Last Updated 27 September 2010, 16:35 IST

Should a woman’s sexual experience and history be introduced as evidence in the trial of her accused rapist? Will the Indian legal system ever recognise forced sex between husband and wife as rape? What constitutes the ‘modesty’ of a 10-year-old girl?

A recent report by Human Rights Watch examining the common practice in India of subjecting unmarried women who say they have been raped to what the law calls a ‘finger test’ has reopened a series of questions about the country’s laws governing sexual violence. The report, compiled by Aruna Kashyap, a women’s rights researcher, called for an end to the test, which as the name suggests, involves inserting fingers into the woman to measure ‘vaginal laxity’ and thereby ascertain whether she was ‘habituated to sex’ before the alleged assault.

Although there has been no official response to the report, its findings have provoked widespread outrage in India and elsewhere, with many agreeing that the test is an archaic and scientifically unsupported practice that could exacerbate the trauma of the victim.

In the same week the report was released, less noticed but telling were the routine police reports filed around the country of alleged crimes under Section 354 of the Indian Penal Code, which makes “outraging the modesty of a woman” a criminal offense. One of the cases that came to trial concerned a teacher who had “outraged the modesty” of a 10-year-old in his care. The euphemism effectively veiled the impact of what had really happened — three separate incidents of sexual assault on a child.

In a country where legal reform has been progressive in many spheres, and where the judiciary has often taken an active role in protecting human rights, the slow pace of change in the rape laws is evidence of a larger cultural silence regarding violence against women.

Urvashi Butalia, a prominent feminist scholar and publisher, is blunt in her analysis of the decades of official indifference that have surrounded India’s laws on rape.

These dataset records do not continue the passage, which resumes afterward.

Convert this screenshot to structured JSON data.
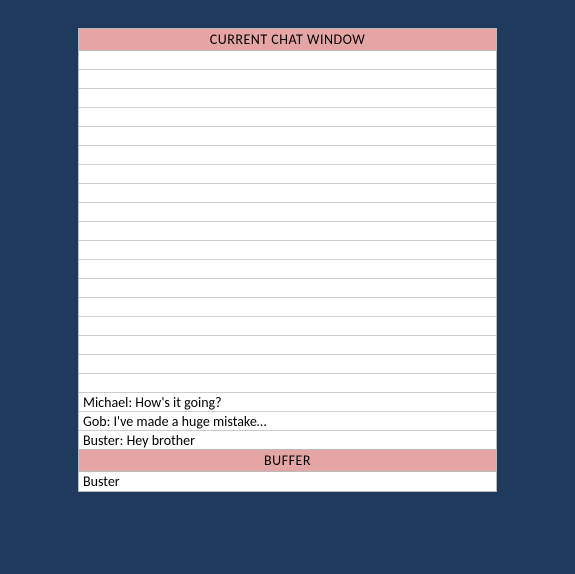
{
  "chat": {
    "header": "CURRENT CHAT WINDOW",
    "rows": [
      "",
      "",
      "",
      "",
      "",
      "",
      "",
      "",
      "",
      "",
      "",
      "",
      "",
      "",
      "",
      "",
      "",
      "",
      "Michael: How's it going?",
      "Gob: I've made a huge mistake…",
      "Buster: Hey brother"
    ]
  },
  "buffer": {
    "header": "BUFFER",
    "rows": [
      "Buster"
    ]
  }
}
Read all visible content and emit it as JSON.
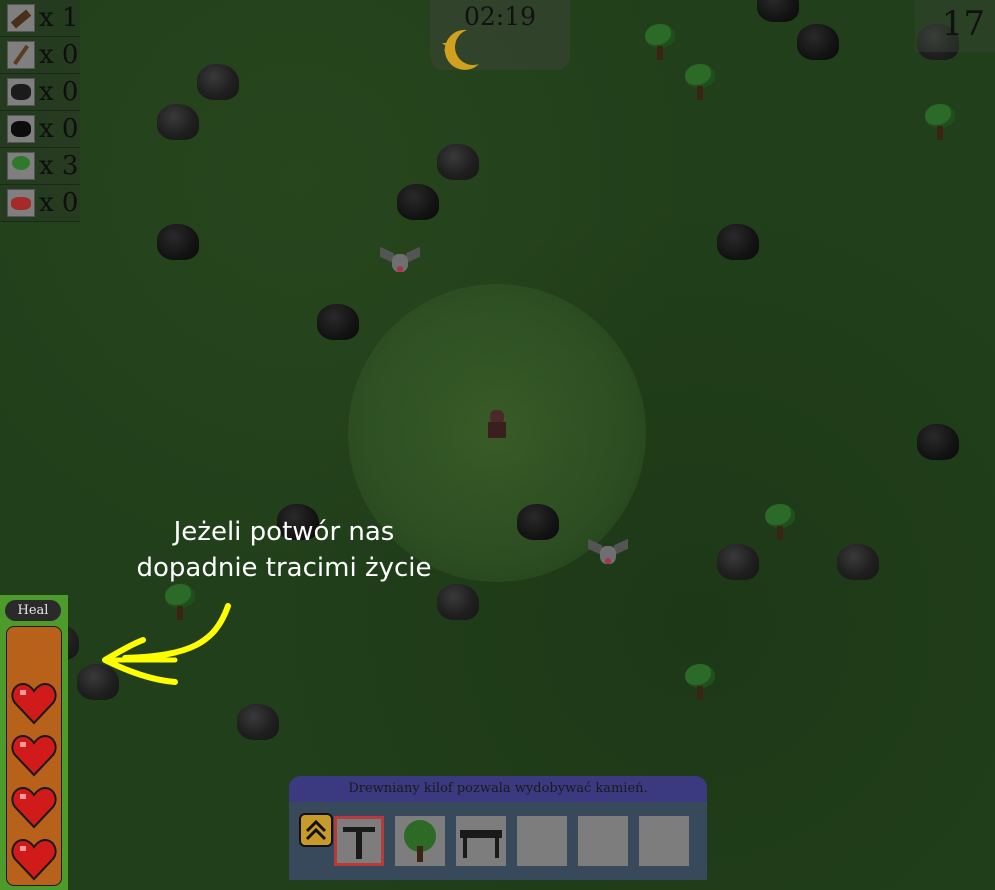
{
  "resources": [
    {
      "icon": "log-icon",
      "count": "x 1"
    },
    {
      "icon": "stick-icon",
      "count": "x 0"
    },
    {
      "icon": "stone-icon",
      "count": "x 0"
    },
    {
      "icon": "coal-icon",
      "count": "x 0"
    },
    {
      "icon": "sapling-icon",
      "count": "x 3"
    },
    {
      "icon": "meat-icon",
      "count": "x 0"
    }
  ],
  "timer": {
    "time": "02:19",
    "phase_icon": "moon-icon"
  },
  "score": "17",
  "annotation": {
    "line1": "Jeżeli potwór nas",
    "line2": "dopadnie tracimi życie"
  },
  "health": {
    "heal_label": "Heal",
    "hearts": 4
  },
  "toolbar": {
    "description": "Drewniany kilof pozwala wydobywać kamień.",
    "slots": [
      "pickaxe-icon",
      "tree-icon",
      "workbench-icon",
      "",
      "",
      ""
    ],
    "selected_slot": 0
  },
  "colors": {
    "grass": "#213f1a",
    "health_panel": "#4d9b2a",
    "hearts_bg": "#b8611a",
    "toolbar": "#37495a",
    "toolbar_header": "#3b3a80",
    "annotation_arrow": "#ffff00"
  }
}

“Laws that relate to violence against women, as the rape law largely does, are, in the eyes of the state, best forgotten or not bothered about,” she said in an interview. “Or at least they don’t have the same kind of urgency as, say, corporate legislation might.”
“This is still a society that somehow sees women differently, or does not see them at all,” she said. “To me, indifference is much more difficult to fight than active resistance. Resistance is visible. Indifference is often so naturalised that it remains invisible and therefore a major obstacle.”

The first major changes to the laws on rape, which had been inherited almost intact from the days of British rule, only came in 1983. Before then, a woman who said she had been raped had the obligation to prove she had not given her consent.

And it was only this year that the government set up a committee to consider whether the laws should be changed to define sex without consent in marriage as a crime, whether they should be gender-neutral to include the sexual abuse of men and boys, and whether the definition of rape should be expanded to include penetration with objects.

The finger test — which ostensibly provides evidence of a woman’s level of promiscuity and has, in some cases, led to rape charges being dropped — is not the only hangover from the days of the Raj.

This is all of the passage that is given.